Jirka pointed in his phlog to an article of kvothe on the use of par to create nicely formatted flat text files in vim.

See: gopher://sdf.org:70/0/users/kvothe/phlog/2018/02/07-text-formatting-is-beautiful

It turns out, it is easy to use par as an external formatter in vi or vim. Although I did know of the existence of par, I did not know that it could be used this way directly in vi and vim. It seems a good idea to use this setup.

If you want to use par as external formatter for gopher posts only, you want to have a separate .vimrc for that. To facilitate this, change the configuration of vim to enable the use of local .vimrc files. This allows the use of a .vimrc file in a directory, to configure vim specific for the files in this directory.

Set exrc to enable use of local .vimrc files

Normally, vim reads your $HOME/.vimrc file. It is however possible to use per directory .vimrc files. This adds a security risk, because this will result in vim executing commands from any .vimrc file. Enabling the use of per directory .vimrc is done with the exrc command:

set exrc

Insert this line into the .vimrc file in your $HOME directory.

Configure the local .vimrc to use par

Vim is configured to use par as an external formatter with "set formatprg=par". Additional switches can be added with, like "set formatprg=par\ -w68", which means that par will reformat to a text width of 68 chars. In his article, kvothe proposes the following setting:

set formatprg=par\ -w76ej 

This tells par to format the text to a text width of 76 chars, removes superfluous lines (e), and justify the text (j).

Create a local .vimrc and put this line in it, now you can format your paragraphs with gqip, or use gq on a visual block. You can mark a visual block with Ctr-V at one end and "walk" to the other end. There, issue the command "gq".

Use par with vi (not vim)

The manual page of par tells us how to use par with standard vi commands. So if you don't want to use vim or the system you are working doesn't provide vim, than you can still use par to create beautiful paragraphs.

First we have to add some lines to your $HOME/.exrc file:

set shell=/bin/sh
map ** {!}par^M} 
map *^V {!}par

The ^M and ^V are special characters, in vi your create the ^M with Cltr-V Cltr-M and the ^V with Ctrl-V Cltr-V. There are two spaces after the ^V in the last line.

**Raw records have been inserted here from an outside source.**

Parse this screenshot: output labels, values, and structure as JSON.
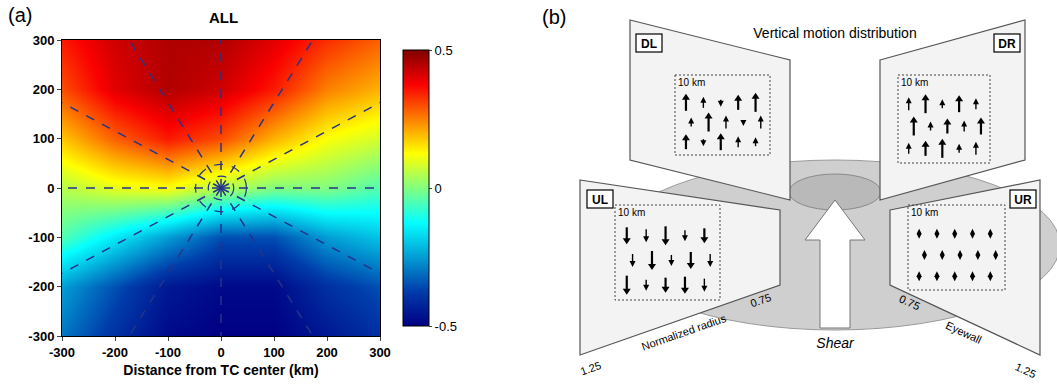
{
  "chart_data": {
    "panel_label": "(a)",
    "type": "heatmap",
    "title": "ALL",
    "x_label": "Distance from TC center (km)",
    "x": [
      -300,
      -200,
      -100,
      0,
      100,
      200,
      300
    ],
    "y": [
      -300,
      -200,
      -100,
      0,
      100,
      200,
      300
    ],
    "cells": [
      [
        -0.3,
        -0.4,
        -0.48,
        -0.5,
        -0.5,
        -0.45,
        -0.4
      ],
      [
        -0.25,
        -0.35,
        -0.45,
        -0.48,
        -0.48,
        -0.4,
        -0.35
      ],
      [
        -0.05,
        -0.15,
        -0.25,
        -0.35,
        -0.35,
        -0.25,
        -0.2
      ],
      [
        0.05,
        0.1,
        0.12,
        0.05,
        0,
        0,
        -0.05
      ],
      [
        0.18,
        0.28,
        0.35,
        0.3,
        0.2,
        0.12,
        0.08
      ],
      [
        0.3,
        0.4,
        0.45,
        0.42,
        0.35,
        0.25,
        0.2
      ],
      [
        0.35,
        0.42,
        0.45,
        0.45,
        0.4,
        0.33,
        0.28
      ]
    ],
    "xlim": [
      -300,
      300
    ],
    "ylim": [
      -300,
      300
    ],
    "xticks": [
      -300,
      -200,
      -100,
      0,
      100,
      200,
      300
    ],
    "yticks": [
      -300,
      -200,
      -100,
      0,
      100,
      200,
      300
    ],
    "colorbar": {
      "range": [
        -0.5,
        0.5
      ],
      "ticks": [
        -0.5,
        0,
        0.5
      ]
    }
  },
  "diagram": {
    "panel_label": "(b)",
    "title": "Vertical motion distribution",
    "quadrants": [
      {
        "label": "DL",
        "height_label": "10 km"
      },
      {
        "label": "DR",
        "height_label": "10 km"
      },
      {
        "label": "UL",
        "height_label": "10 km"
      },
      {
        "label": "UR",
        "height_label": "10 km"
      }
    ],
    "shear_label": "Shear",
    "radius_axis": {
      "label": "Normalized radius",
      "ticks": [
        "0.75",
        "1.25"
      ]
    },
    "eyewall_axis": {
      "label": "Eyewall",
      "ticks": [
        "0.75",
        "1.25"
      ]
    }
  }
}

When you have added these lines to your .exrc, you can use par to format your file by typing "**" (without quotes) in command mode. If you want to add some switches to par, you use the second option, typing "* " (a star followed by a space) and than type the commands, like 76ej from our example above. Of course, you can change the mapping of e.g., **, to use your favorite par switches.